59.      Par la suite, le Parlement européen a adopté un amendement afin que la référence contenue dans la proposition modifiée aux « coûts des services obligatoirement acquittés par le consommateur » soit réintroduite (37). Or, la version finale de l’article 2, sous a), de la directive 98/6 demeure dépourvue d’une telle référence. Cela m’apparaît témoigner de la difficulté de trouver un accord sur une éventuelle définition législative plus précise de la notion de prix et de ses différentes composantes.

60.      Deuxièmement, il faut noter que le législateur a mentionné, au moment de préciser la notion de « prix » au sens de la directive 98/6, les taxes, et non les frais. Or, là encore, un tel choix n’est pas neutre. En effet, l’examen rapide d’un échantillon de différentes versions linguistiques tend à confirmer le caractère « public » de ces taxes. La version espagnole fait mention de « todos los demás impuestos », la version italienne de « ogni oltra imposta », la version anglaise de « all other taxes » et la version allemande de « alle sonstigen Steuern einschließt ». Or, au sens de la jurisprudence de la Cour, une taxe est une charge pécuniaire, même minime, unilatéralement imposée quelles que soient son appellation et sa technique (38) perçue par l’État ou par un organisme public. Les frais de transfert étant perçus par le constructeur automobile, ils ne sauraient être ni qualifiés ni assimilés à une « taxe » au sens de l’article 2, sous a), de la directive 98/6.

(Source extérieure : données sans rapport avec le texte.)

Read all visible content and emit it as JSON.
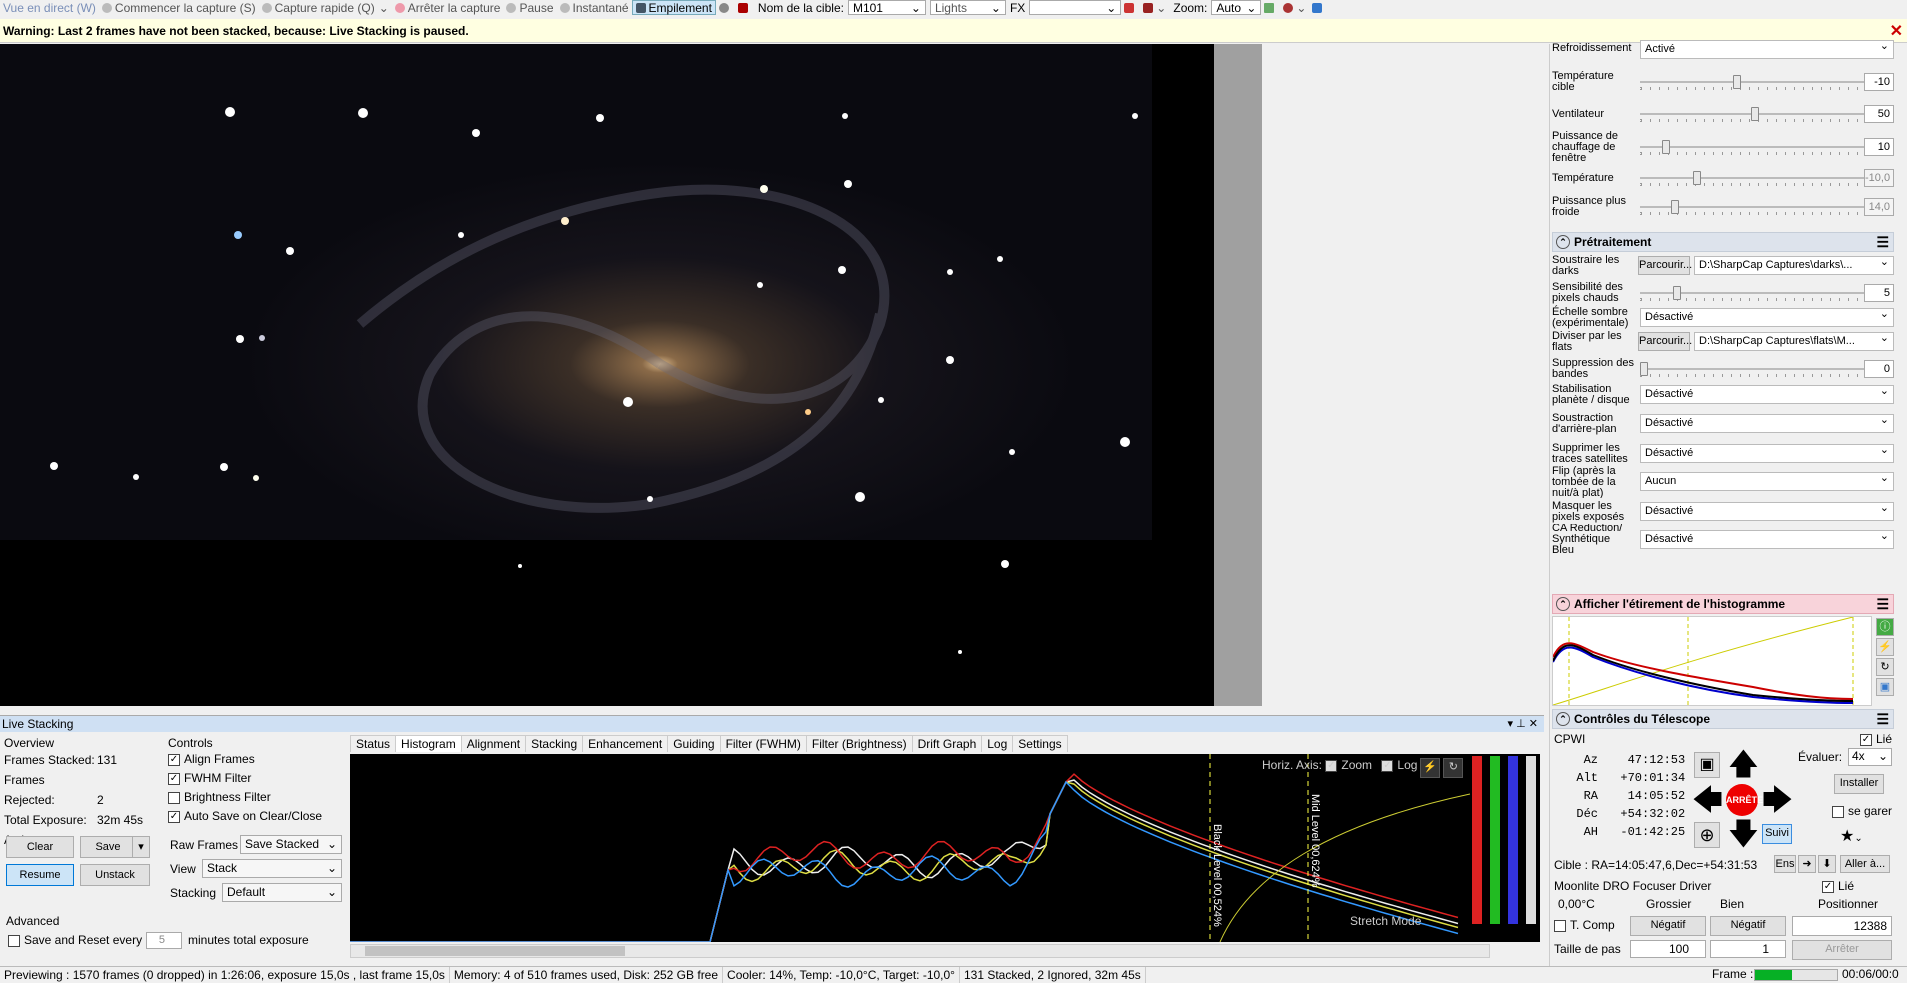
{
  "toolbar": {
    "live_view": "Vue en direct (W)",
    "start_capture": "Commencer la capture (S)",
    "quick_capture": "Capture rapide (Q)",
    "stop_capture": "Arrêter la capture",
    "pause": "Pause",
    "snapshot": "Instantané",
    "stacking": "Empilement",
    "target_label": "Nom de la cible:",
    "target_value": "M101",
    "frame_type": "Lights",
    "fx_label": "FX",
    "fx_value": "",
    "zoom_label": "Zoom:",
    "zoom_value": "Auto"
  },
  "warning": "Warning: Last 2 frames have not been stacked, because: Live Stacking is paused.",
  "camera_controls": {
    "cooling_label": "Refroidissement",
    "cooling_value": "Activé",
    "target_temp_label": "Température cible",
    "target_temp_value": "-10",
    "target_temp_level": 0.42,
    "fan_label": "Ventilateur",
    "fan_value": "50",
    "fan_level": 0.5,
    "heater_label": "Puissance de chauffage de fenêtre",
    "heater_value": "10",
    "heater_level": 0.1,
    "temp_label": "Température",
    "temp_value": "-10,0",
    "temp_level": 0.24,
    "colder_label": "Puissance plus froide",
    "colder_value": "14,0",
    "colder_level": 0.14
  },
  "preprocessing": {
    "title": "Prétraitement",
    "darks_label": "Soustraire les darks",
    "browse": "Parcourir...",
    "darks_path": "D:\\SharpCap Captures\\darks\\...",
    "hotpix_label": "Sensibilité des pixels chauds",
    "hotpix_value": "5",
    "hotpix_level": 0.15,
    "darkscale_label": "Échelle sombre (expérimentale)",
    "darkscale_value": "Désactivé",
    "flats_label": "Diviser par les flats",
    "flats_path": "D:\\SharpCap Captures\\flats\\M...",
    "banding_label": "Suppression des bandes",
    "banding_value": "0",
    "banding_level": 0.0,
    "stab_label": "Stabilisation planète / disque",
    "stab_value": "Désactivé",
    "bg_label": "Soustraction d'arrière-plan",
    "bg_value": "Désactivé",
    "sat_label": "Supprimer les traces satellites",
    "sat_value": "Désactivé",
    "flip_label": "Flip (après la tombée de la nuit/à plat)",
    "flip_value": "Aucun",
    "mask_label": "Masquer les pixels exposés",
    "mask_value": "Désactivé",
    "ca_label": "CA Reduction/ Synthétique Bleu",
    "ca_value": "Désactivé"
  },
  "histostretch": {
    "title": "Afficher l'étirement de l'histogramme"
  },
  "telescope": {
    "title": "Contrôles du Télescope",
    "mount": "CPWI",
    "linked": "Lié",
    "az_label": "Az",
    "az": "47:12:53",
    "alt_label": "Alt",
    "alt": "+70:01:34",
    "ra_label": "RA",
    "ra": "14:05:52",
    "dec_label": "Déc",
    "dec": "+54:32:02",
    "ah_label": "AH",
    "ah": "-01:42:25",
    "rate_label": "Évaluer:",
    "rate": "4x",
    "park_btn": "Installer",
    "unpark_label": "se garer",
    "stop_btn": "ARRÊTE",
    "track_btn": "Suivi",
    "target": "Cible : RA=14:05:47,6,Dec=+54:31:53",
    "set_btn": "Ens",
    "goto_btn": "Aller à..."
  },
  "focuser": {
    "name": "Moonlite DRO Focuser Driver",
    "linked": "Lié",
    "temp": "0,00°C",
    "coarse": "Grossier",
    "fine": "Bien",
    "position_label": "Positionner",
    "tcomp": "T. Comp",
    "neg1": "Négatif",
    "neg2": "Négatif",
    "position": "12388",
    "step_label": "Taille de pas",
    "step_coarse": "100",
    "step_fine": "1",
    "stop": "Arrêter"
  },
  "live_stacking": {
    "title": "Live Stacking",
    "overview": "Overview",
    "frames_stacked_label": "Frames Stacked:",
    "frames_stacked": "131",
    "frames_rejected_label": "Frames Rejected:",
    "frames_rejected": "2",
    "total_exposure_label": "Total Exposure:",
    "total_exposure": "32m 45s",
    "actions": "Actions",
    "clear": "Clear",
    "save": "Save",
    "resume": "Resume",
    "unstack": "Unstack",
    "advanced": "Advanced",
    "save_reset": "Save and Reset every",
    "save_reset_value": "5",
    "save_reset_unit": "minutes total exposure",
    "controls": "Controls",
    "align": "Align Frames",
    "fwhm": "FWHM Filter",
    "brightness": "Brightness Filter",
    "autosave": "Auto Save on Clear/Close",
    "raw_frames_label": "Raw Frames",
    "raw_frames": "Save Stacked",
    "view_label": "View",
    "view": "Stack",
    "stacking_label": "Stacking",
    "stacking": "Default",
    "tabs": [
      "Status",
      "Histogram",
      "Alignment",
      "Stacking",
      "Enhancement",
      "Guiding",
      "Filter (FWHM)",
      "Filter (Brightness)",
      "Drift Graph",
      "Log",
      "Settings"
    ],
    "horiz_axis": "Horiz. Axis:",
    "zoom": "Zoom",
    "log": "Log",
    "black_level": "Black Level 00,524%",
    "mid_level": "Mid Level 00,624%",
    "stretch_mode": "Stretch Mode"
  },
  "status": {
    "preview": "Previewing : 1570 frames (0 dropped) in 1:26:06, exposure 15,0s , last frame 15,0s",
    "memory": "Memory: 4 of 510 frames used, Disk: 252 GB free",
    "cooler": "Cooler: 14%, Temp: -10,0°C, Target: -10,0°",
    "stacked": "131 Stacked, 2 Ignored, 32m 45s",
    "frame_label": "Frame :",
    "time": "00:06/00:0"
  }
}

61.      En tout état de cause, et compte tenu de l’objet de la directive 98/6 que j’ai rappelé plus haut, je demeure convaincu que de tels frais de transfert sont finalement étrangers à ladite directive 98/6. Un tel constat apparaît d’ailleurs tout à fait cohérent si l’on considère, comme je le soutiens, que cette dernière a vocation à s’appliquer essentiellement dans un contexte de mise à disposition immédiate des produits offerts, dits de consommation courante, comme cela est le cas dans les commerces de petit détail ou en moyenne et en grande distribution (39).

62.      La directive 98/6 ne s’étant pas révélée, au terme de mon analyse, pertinente pour la résolution du litige au principal, il faut désormais procéder à l’analyse de la directive 2005/29.

D –    Sur la troisième question, relative à la notion de prix au sens de l’article 7, paragraphe 4, sous c), de la directive 2005/29

63.      La directive 2005/29 est consacrée aux pratiques commerciales déloyales. Elle contient un certain nombre d’indications sur les conditions dans lesquelles les professionnels peuvent communiquer, à l’égard des consommateurs, en indiquant, le cas échéant, le prix du produit. En particulier, l’article 7, paragraphe 4, de ladite directive dresse la liste des informations réputées substantielles qu’il n’est pas possible d’omettre, de dissimuler ou de présenter de manière à induire en erreur le consommateur au moment où une « décision commerciale », au sens de la directive 2005/29, est prise.

64.      Le prix « toutes taxes comprises » fait partie de ces informations substantielles et la juridiction de renvoi interroge la Cour sur le fait de savoir si cette notion, définie à l’article 7, paragraphe 4, sous c), de la directive 2005/29, doit être interprétée en ce sens qu’elle inclut les frais obligatoires de transfert d’un véhicule automobile du fabricant au consommateur. Toutefois, avant d’analyser ladite disposition, j’entamerai mon analyse par deux séries de remarques préliminaires.

1.      Précisions préliminaires

65.      D’une part, je tiens à souligner que la directive 2005/29 a pour objet de rapprocher les législations des États membres relatives aux pratiques commerciales déloyales, y compris la publicité déloyale, portant directement atteinte aux intérêts des consommateurs et, par conséquent, indirectement aux intérêts économiques des concurrents légitimes (40). Elle a procédé à une harmonisation complète de la matière (41), de sorte que les États membres ne sont, en principe (42), pas autorisés à introduire ou à maintenir dans leurs ordres juridiques des mesures plus restrictives que celles définies par la directive 2005/29, même aux fins d’assurer un degré plus élevé de protection des consommateurs (43).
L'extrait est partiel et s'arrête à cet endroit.